Probably the biggest waste of time I see lawyers, accountants and consultants do with their business development, is network without a clear purpose or strategy. It isn’t helped by many firms asking their people to sub in for another person at the drop of a hat. Having a personal networking strategy that you can use to guide you with your networking activity is probably one of the biggest ways of saving business development time.
In friday’s blog we looked at setting your networking goals, and thursday’s blog post we looked at the 5 stages in creating an effective networking strategy. In monday’s blog post, we looked at how to audit your current network and networking activities for effectiveness. In tuesday’s blog post, we looked at how to decide where to ‘find’ the right people to have in your network. In yesterday’s blog post, we looked at how to build the right relationships in your network.
In today’s blog post (the last part in this series) we are now going to look at, how to maintain your relationships within your network.
Think back to your friends at school. How many of them are you still in contact with? Now those that you have lost contact with, do you feel able to pick up the phone and speak with them? I’m guessing not. So, what has made the difference with your friends from school who you feel able to still pick up the phone and talk to?
Yes, regular communication.
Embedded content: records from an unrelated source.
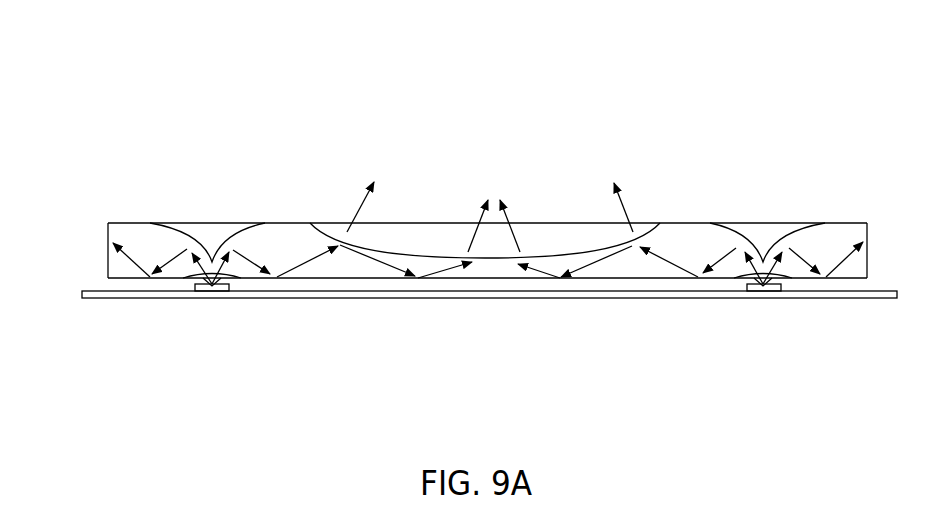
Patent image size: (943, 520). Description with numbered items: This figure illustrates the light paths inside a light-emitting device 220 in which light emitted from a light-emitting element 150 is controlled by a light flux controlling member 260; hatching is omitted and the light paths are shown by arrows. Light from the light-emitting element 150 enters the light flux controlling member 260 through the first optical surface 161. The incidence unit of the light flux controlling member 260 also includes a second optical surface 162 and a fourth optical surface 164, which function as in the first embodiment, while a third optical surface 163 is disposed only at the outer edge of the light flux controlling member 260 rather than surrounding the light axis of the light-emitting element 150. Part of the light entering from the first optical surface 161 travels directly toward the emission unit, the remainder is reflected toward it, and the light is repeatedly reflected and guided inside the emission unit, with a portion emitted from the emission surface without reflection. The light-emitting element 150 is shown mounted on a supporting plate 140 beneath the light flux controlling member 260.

The light-emitting device 220 is at (837, 47).
The light flux controlling member 260 is at (688, 221).
The second optical surface 162 is at (172, 224).
The third optical surface 163 is at (108, 238).
The fourth optical surface 164 is at (123, 279).
The first optical surface 161 is at (228, 292).
The light-emitting element 150 is at (207, 299).
The substrate 140 is at (342, 298).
Without regular communication, your relationships will slip back and lose their usefulness. Therefore, a key part of your networking strategy needs to be how you will keep in touch with your network.
Here are some ideas of how to stay in touch with your network:
- Make sure you are connected to them via LinkedIn and Twitter.
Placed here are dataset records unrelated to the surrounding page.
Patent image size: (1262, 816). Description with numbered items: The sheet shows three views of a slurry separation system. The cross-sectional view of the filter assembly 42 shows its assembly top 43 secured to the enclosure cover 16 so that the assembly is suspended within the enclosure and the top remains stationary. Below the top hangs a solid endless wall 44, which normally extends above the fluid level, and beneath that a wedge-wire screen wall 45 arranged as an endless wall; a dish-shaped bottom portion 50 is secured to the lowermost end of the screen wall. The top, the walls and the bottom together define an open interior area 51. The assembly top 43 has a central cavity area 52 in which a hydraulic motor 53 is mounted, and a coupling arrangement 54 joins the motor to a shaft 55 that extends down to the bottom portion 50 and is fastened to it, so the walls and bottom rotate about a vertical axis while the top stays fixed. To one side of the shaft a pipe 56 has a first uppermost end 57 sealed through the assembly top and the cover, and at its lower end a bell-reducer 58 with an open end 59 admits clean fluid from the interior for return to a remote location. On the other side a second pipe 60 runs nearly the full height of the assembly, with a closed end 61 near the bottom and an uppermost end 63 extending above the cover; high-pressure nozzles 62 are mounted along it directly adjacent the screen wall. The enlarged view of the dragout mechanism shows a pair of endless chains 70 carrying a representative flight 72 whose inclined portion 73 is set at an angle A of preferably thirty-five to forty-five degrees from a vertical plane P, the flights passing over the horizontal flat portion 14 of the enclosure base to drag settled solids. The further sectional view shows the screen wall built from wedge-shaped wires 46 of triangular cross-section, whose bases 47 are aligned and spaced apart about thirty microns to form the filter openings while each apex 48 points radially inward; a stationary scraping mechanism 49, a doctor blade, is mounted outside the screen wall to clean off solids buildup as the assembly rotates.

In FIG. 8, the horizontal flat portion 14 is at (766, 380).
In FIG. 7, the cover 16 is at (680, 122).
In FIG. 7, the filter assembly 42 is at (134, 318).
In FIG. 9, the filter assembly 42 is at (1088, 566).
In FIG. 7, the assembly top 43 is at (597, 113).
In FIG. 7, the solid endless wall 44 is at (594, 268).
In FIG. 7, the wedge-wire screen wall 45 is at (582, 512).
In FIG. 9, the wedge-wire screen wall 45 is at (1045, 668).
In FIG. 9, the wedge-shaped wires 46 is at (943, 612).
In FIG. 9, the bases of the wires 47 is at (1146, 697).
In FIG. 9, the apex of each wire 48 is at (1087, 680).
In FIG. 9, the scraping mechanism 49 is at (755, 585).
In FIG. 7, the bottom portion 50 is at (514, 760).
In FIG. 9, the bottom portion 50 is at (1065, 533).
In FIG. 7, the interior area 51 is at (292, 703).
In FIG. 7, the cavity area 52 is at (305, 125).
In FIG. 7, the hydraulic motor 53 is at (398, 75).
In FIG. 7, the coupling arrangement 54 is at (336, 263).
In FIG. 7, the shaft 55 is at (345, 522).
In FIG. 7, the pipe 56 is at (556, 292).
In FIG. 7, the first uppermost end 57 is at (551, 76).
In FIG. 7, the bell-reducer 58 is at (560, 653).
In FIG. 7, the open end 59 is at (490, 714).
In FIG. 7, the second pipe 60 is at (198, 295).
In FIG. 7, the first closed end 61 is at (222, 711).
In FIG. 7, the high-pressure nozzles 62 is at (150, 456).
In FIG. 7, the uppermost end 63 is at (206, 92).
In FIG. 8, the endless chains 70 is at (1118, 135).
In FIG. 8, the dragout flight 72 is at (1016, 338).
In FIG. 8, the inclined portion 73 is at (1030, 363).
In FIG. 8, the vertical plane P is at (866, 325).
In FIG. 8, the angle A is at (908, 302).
- Put all your key contacts into a list on Twitter which you regularly check and converse with
- Regularly go into LinkedIn and ‘like’ or ‘comment’ on your network’s updates
- Give your network the chance to converse with you online by being active and asking engaging questions
- Find out what your key contacts are interested in and regularly send them articles which they will find valuable
- Send physical birthday and christmas cards (the physical is key here)
Those are just ideas.
“What will you do to keep in touch with your network?”
“Who will you also keep in touch with in your network?”
To help you build your own networking strategy and save time with your business development, how about downloading our free joined up networking tool kit and our free guide to building your own personal networking strategy?
This has been the last part of our blog series on writing a networking strategy. One final piece of advice. Having a networking strategy is one thing, but actively implementing is what will take it from being a concept into something which helps you build your client portfolio or achieve other networking goals. Therefore, read through what you have written and scribbled down when reading through these blog posts, and write down the following, and use it as the basis for your networking plan:
What you will do daily, weekly and monthly to implement your networking strategy?